An agent knows none of that, and it has no instinct to be suspicious. It reads your data as true and acts. Hand it the stale record and it emails someone who left the company a year ago. Give it two fields that both look like an email and it picks the wrong one. And when it meets that zero-means-pending charge, it tells the customer they owe nothing. Where your ops team quietly routes around the mess, the agent runs straight through it and multiplies it across every record you have.
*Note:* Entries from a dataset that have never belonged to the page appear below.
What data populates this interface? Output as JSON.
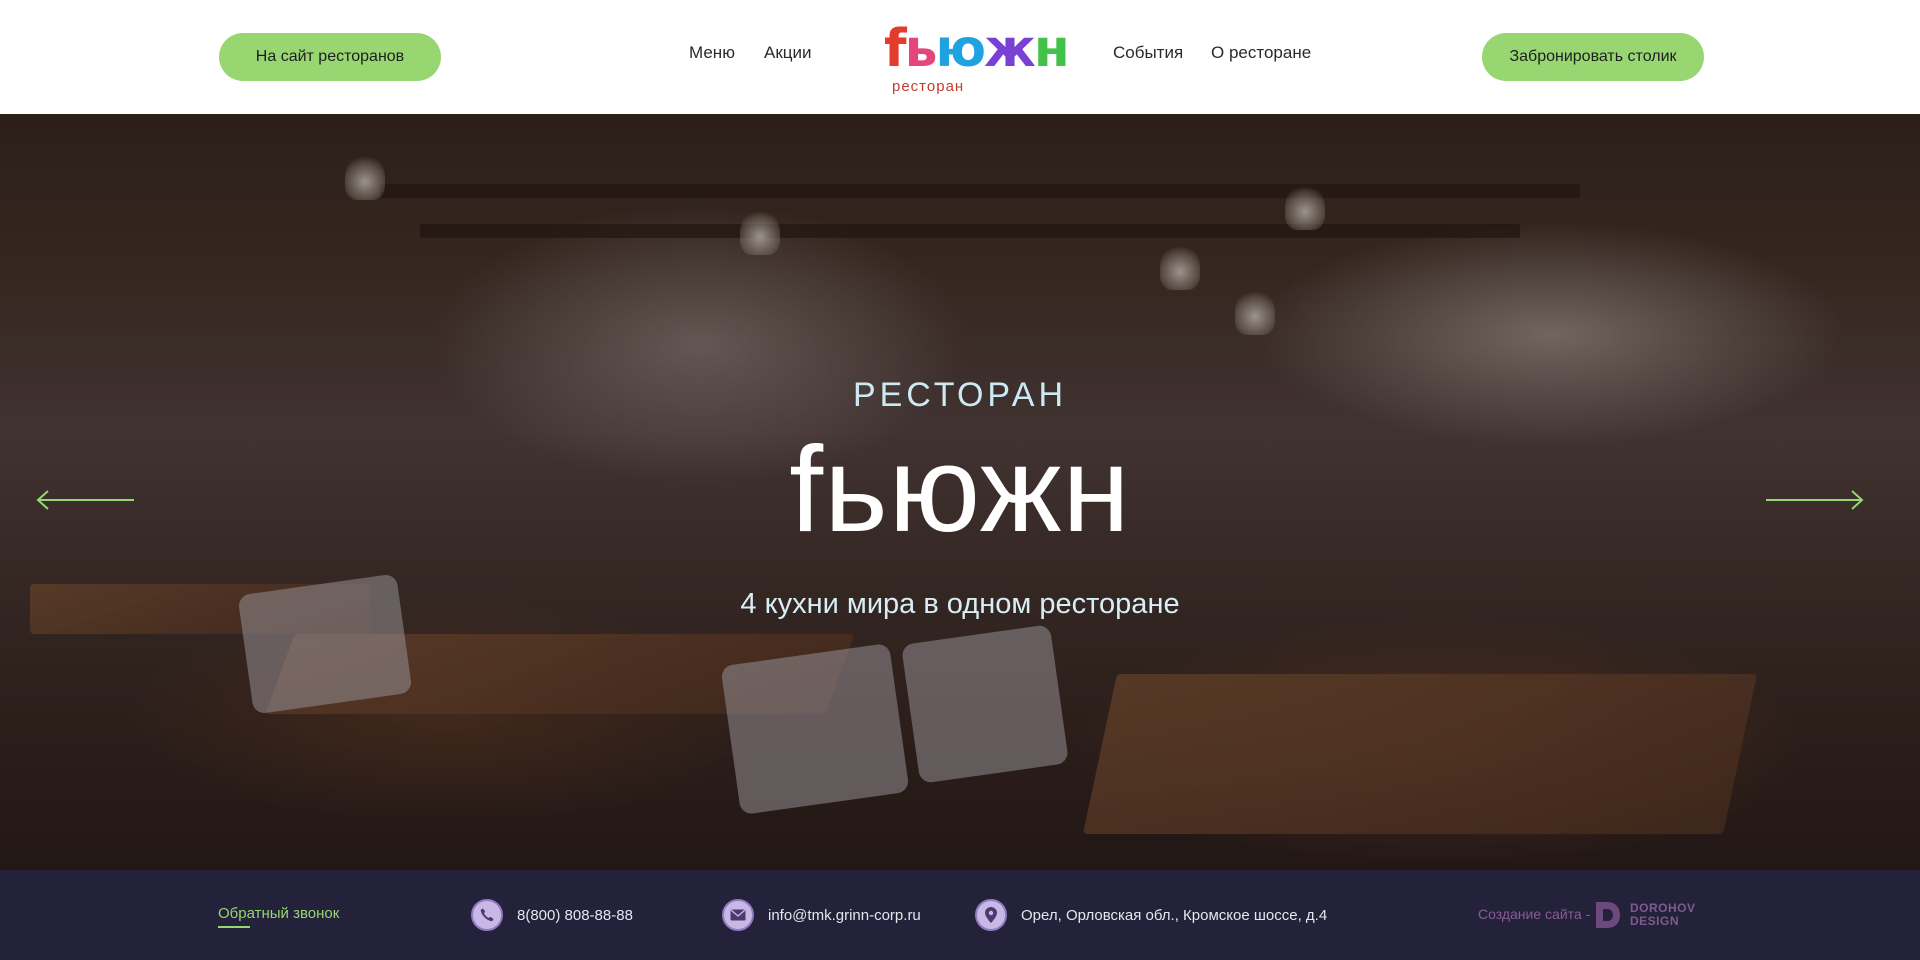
{
  "header": {
    "left_button": "На сайт ресторанов",
    "nav_left": [
      {
        "label": "Меню"
      },
      {
        "label": "Акции"
      }
    ],
    "logo": {
      "word": "fьюжн",
      "subtitle": "ресторан"
    },
    "nav_right": [
      {
        "label": "События"
      },
      {
        "label": "О ресторане"
      }
    ],
    "right_button": "Забронировать столик"
  },
  "hero": {
    "kicker": "РЕСТОРАН",
    "title": "fьюжн",
    "tagline": "4 кухни мира в одном ресторане"
  },
  "footer": {
    "callback": "Обратный звонок",
    "phone": "8(800) 808-88-88",
    "email": "info@tmk.grinn-corp.ru",
    "address": "Орел, Орловская обл., Кромское шоссе, д.4",
    "made_by": "Создание сайта -",
    "developer": {
      "line1": "DOROHOV",
      "line2": "DESIGN"
    }
  },
  "colors": {
    "accent_green": "#98d672",
    "footer_bg": "#23223a",
    "icon_bg": "#c9b8e6"
  },
  "icons": [
    "phone-icon",
    "mail-icon",
    "location-pin-icon",
    "arrow-left-icon",
    "arrow-right-icon"
  ]
}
So data quality has moved. It used to be something your operations team absorbed quietly behind the interface. Now it’s surface area, as much a part of what you ship as any endpoint. The duplicate entities, the fields whose meaning drifted, the edge cases that live only in tribal knowledge: every one of them is a place an agent can go wrong on a user’s behalf. An agent is only as good as the context it can trust, and your product is that context. Cleaning up the records, making the names mean one thing, writing down the conventions that only live in someone’s head: that used to be housekeeping for a slow afternoon. Now it decides whether an agent comes to rely on your product or quietly learns to route around it.
What you’re actually building
These four pieces are the same piece seen from four sides. An honest API, traces you can read and reverse, permissions built for delegation, data clean enough to act on: each one answers whether a thing that reads instead of looks can run your software without wrecking it or getting wrecked by it.
Identity already got the agent through your door; that part’s mostly solved. What it finds on the other side is still up to you. Build it so a non-human operator can see the structure, undo its own mistakes, hold exactly the authority you handed it, and trust the data in front of it, and agents will get sent to you to do real work. Skip it, and you become one more tool agents quietly learn to avoid, and you won’t even get a bug report to tell you why; the traffic just thins out and then it’s gone.